Although the ideas are novel and data are compelling and intriguing, what are the limitations of this study? One key issue that warrants further attention is the role of DDAH in the liver. As the liver, rather than the systemic circulation, is where NO generation is deficient, one would anticipate that DDAH expression or activity in cholestatic liver would be diminished, thereby accounting for increased levels of ADMA. This concept was suggested by the impaired clearance of ADMA in perfusates of BDL rats; however, direct biochemical proof of decreased DDAH expression/activity is lacking.
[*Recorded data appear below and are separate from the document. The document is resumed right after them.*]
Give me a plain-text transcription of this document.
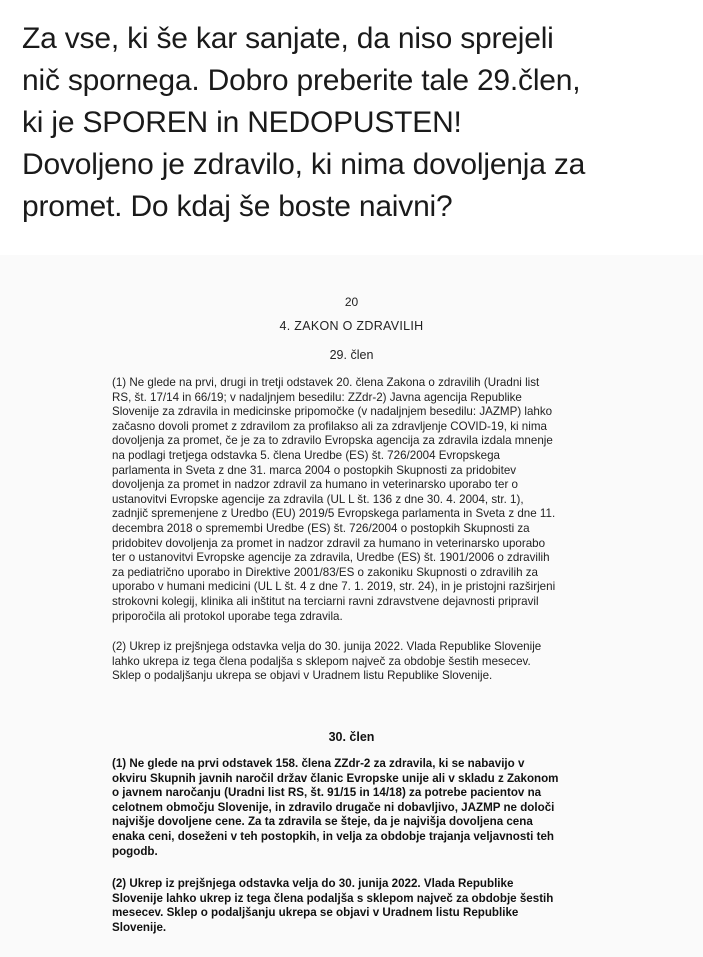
Za vse, ki še kar sanjate, da niso sprejeli
nič spornega. Dobro preberite tale 29.člen,
ki je SPOREN in NEDOPUSTEN!
Dovoljeno je zdravilo, ki nima dovoljenja za
promet. Do kdaj še boste naivni?
20
4. ZAKON O ZDRAVILIH
29. člen
(1) Ne glede na prvi, drugi in tretji odstavek 20. člena Zakona o zdravilih (Uradni list
RS, št. 17/14 in 66/19; v nadaljnjem besedilu: ZZdr-2) Javna agencija Republike
Slovenije za zdravila in medicinske pripomočke (v nadaljnjem besedilu: JAZMP) lahko
začasno dovoli promet z zdravilom za profilakso ali za zdravljenje COVID-19, ki nima
dovoljenja za promet, če je za to zdravilo Evropska agencija za zdravila izdala mnenje
na podlagi tretjega odstavka 5. člena Uredbe (ES) št. 726/2004 Evropskega
parlamenta in Sveta z dne 31. marca 2004 o postopkih Skupnosti za pridobitev
dovoljenja za promet in nadzor zdravil za humano in veterinarsko uporabo ter o
ustanovitvi Evropske agencije za zdravila (UL L št. 136 z dne 30. 4. 2004, str. 1),
zadnjič spremenjene z Uredbo (EU) 2019/5 Evropskega parlamenta in Sveta z dne 11.
decembra 2018 o spremembi Uredbe (ES) št. 726/2004 o postopkih Skupnosti za
pridobitev dovoljenja za promet in nadzor zdravil za humano in veterinarsko uporabo
ter o ustanovitvi Evropske agencije za zdravila, Uredbe (ES) št. 1901/2006 o zdravilih
za pediatrično uporabo in Direktive 2001/83/ES o zakoniku Skupnosti o zdravilih za
uporabo v humani medicini (UL L št. 4 z dne 7. 1. 2019, str. 24), in je pristojni razširjeni
strokovni kolegij, klinika ali inštitut na terciarni ravni zdravstvene dejavnosti pripravil
priporočila ali protokol uporabe tega zdravila.
(2) Ukrep iz prejšnjega odstavka velja do 30. junija 2022. Vlada Republike Slovenije
lahko ukrepa iz tega člena podaljša s sklepom največ za obdobje šestih mesecev.
Sklep o podaljšanju ukrepa se objavi v Uradnem listu Republike Slovenije.
30. člen
(1) Ne glede na prvi odstavek 158. člena ZZdr-2 za zdravila, ki se nabavijo v
okviru Skupnih javnih naročil držav članic Evropske unije ali v skladu z Zakonom
o javnem naročanju (Uradni list RS, št. 91/15 in 14/18) za potrebe pacientov na
celotnem območju Slovenije, in zdravilo drugače ni dobavljivo, JAZMP ne določi
najvišje dovoljene cene. Za ta zdravila se šteje, da je najvišja dovoljena cena
enaka ceni, doseženi v teh postopkih, in velja za obdobje trajanja veljavnosti teh
pogodb.
(2) Ukrep iz prejšnjega odstavka velja do 30. junija 2022. Vlada Republike
Slovenije lahko ukrep iz tega člena podaljša s sklepom največ za obdobje šestih
mesecev. Sklep o podaljšanju ukrepa se objavi v Uradnem listu Republike
Slovenije.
Furthermore, one wonders why circulating ADMA does not inhibit NOS in the systemic endothelial cells that paradoxically suffer from excess NO generation, in contrast to the dysfunctional endothelial cells within the liver with cirrhosis. Last, the additive effects of ADMA and L-NAME on hepatic vascular function are surprising and may suggest additional potential mechanisms of action of ADMA beyond NOS inhibition alone. Thus, these points require further investigation. In summary, the study by Laleman and colleagues has unmasked a new imposter of the amino acid L-arginine, ADMA, that causes eNOS to limit its production of NO gas in cirrhosis, thereby contributing to endothelial dysfunction, increased intrahepatic resistance, and portal hypertension. With the increasing emphasis of therapies targeting increased intrahepatic resistance, ADMA may be an imposter that is worth pursuing.